Amazon DocumentDB
Amazon DocumentDB Overview
- Definition: Amazon DocumentDB is a fully managed, MongoDB-compatible NoSQL database service designed for scalability, performance, and high availability, optimized for JSON-like document storage.
- Key Features:
- Compatible with MongoDB 3.6, 4.0, and 5.0 APIs.
- Scales compute and storage independently.
- Managed backups, replication, and patching.
- Use Cases: Content management, user profiles, real-time analytics, e-commerce catalogs.
1. DocumentDB Core Concepts
Architecture
- Cluster: One primary instance (read/write) + up to 15 read replicas.
- Explanation: Similar to Aurora—decouples compute from storage for scalability.
- Storage:
- Auto-scales from 10 GB to 64 TB.
- Replicates 6 copies across 3 Availability Zones (AZs).

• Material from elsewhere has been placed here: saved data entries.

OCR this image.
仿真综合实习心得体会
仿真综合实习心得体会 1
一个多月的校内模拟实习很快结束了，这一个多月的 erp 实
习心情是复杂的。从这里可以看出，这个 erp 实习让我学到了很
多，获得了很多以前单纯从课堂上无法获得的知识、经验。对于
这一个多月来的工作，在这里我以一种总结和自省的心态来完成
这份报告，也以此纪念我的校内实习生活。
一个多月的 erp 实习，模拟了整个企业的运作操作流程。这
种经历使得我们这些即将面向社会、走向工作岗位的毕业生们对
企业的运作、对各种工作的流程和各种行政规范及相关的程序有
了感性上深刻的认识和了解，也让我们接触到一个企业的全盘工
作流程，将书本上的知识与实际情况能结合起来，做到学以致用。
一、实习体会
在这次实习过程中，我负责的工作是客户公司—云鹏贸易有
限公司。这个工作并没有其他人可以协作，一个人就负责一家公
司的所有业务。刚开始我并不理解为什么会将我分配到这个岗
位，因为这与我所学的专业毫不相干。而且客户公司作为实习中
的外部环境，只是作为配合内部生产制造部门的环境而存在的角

- Explanation: No manual provisioning—grows with data; 11 9s durability.
- Documents: JSON-like (BSON), up to 16 MB per document.
- Explanation: Flexible schema—e.g., { "userId": "123", "name": "Alice", "orders": [...] }.
Instances
- Types:
- General Purpose (e.g., db.t3, db.m5): Burstable (t3), balanced (m5).
- Memory Optimized (e.g., db.r5): High memory for large datasets.
- Explanation: t3.medium is Free Tier-eligible; r5 for high-throughput apps.
- Scaling:
- Vertical: Change instance type (brief downtime).
- Horizontal: Add read replicas.
- Explanation: Replicas scale reads; primary handles writes.
MongoDB Compatibility
- Purpose: Run MongoDB workloads with minimal changes.
- Features:
- Supports MongoDB drivers, tools (e.g., mongodump).
- Not all MongoDB features (e.g., no sharding, limited aggregation pipeline).
- Explanation: Drop-in for most apps—check compatibility for advanced features.
Key Notes:
- Exam Relevance: Understand cluster model and MongoDB compatibility.
- Mastery Tip: Compare DocumentDB vs. MongoDB self-managed (e.g., on EC2).
2. DocumentDB Performance Features
DocumentDB supports high-performing NoSQL workloads.
Low Latency
- Purpose: Fast document reads/writes.
- Features: Millisecond latency, SSD-based storage.
- Explanation: Optimized for JSON queries—e.g., find user by userId.
Read Replicas
- Purpose: Scale read traffic.
- Features:
- Up to 15 replicas, sub-second replication lag.
- Auto-scaling replicas based on load.
- Cross-region replicas for global reads.
- Explanation: Offloads queries—e.g., analytics on replica, writes on primary.
Indexing
- Purpose: Speed up queries.
- Types:
- Primary index (unique key).
- Secondary indexes (single field, compound, multikey).
- Explanation: E.g., index on email for fast lookups.
- Limit: 64 indexes per collection.
- Explanation: Balance indexes—too many slow writes.
Global Clusters
- Purpose: Low-latency reads across regions.
- How It Works: Primary Region (read/write), secondary Regions (read-only, < 1s lag).
- Explanation: Similar to Aurora Global Database—e.g., U.S. writes, EU reads.
Key Notes:
- Performance: Replicas + indexes = scalable queries.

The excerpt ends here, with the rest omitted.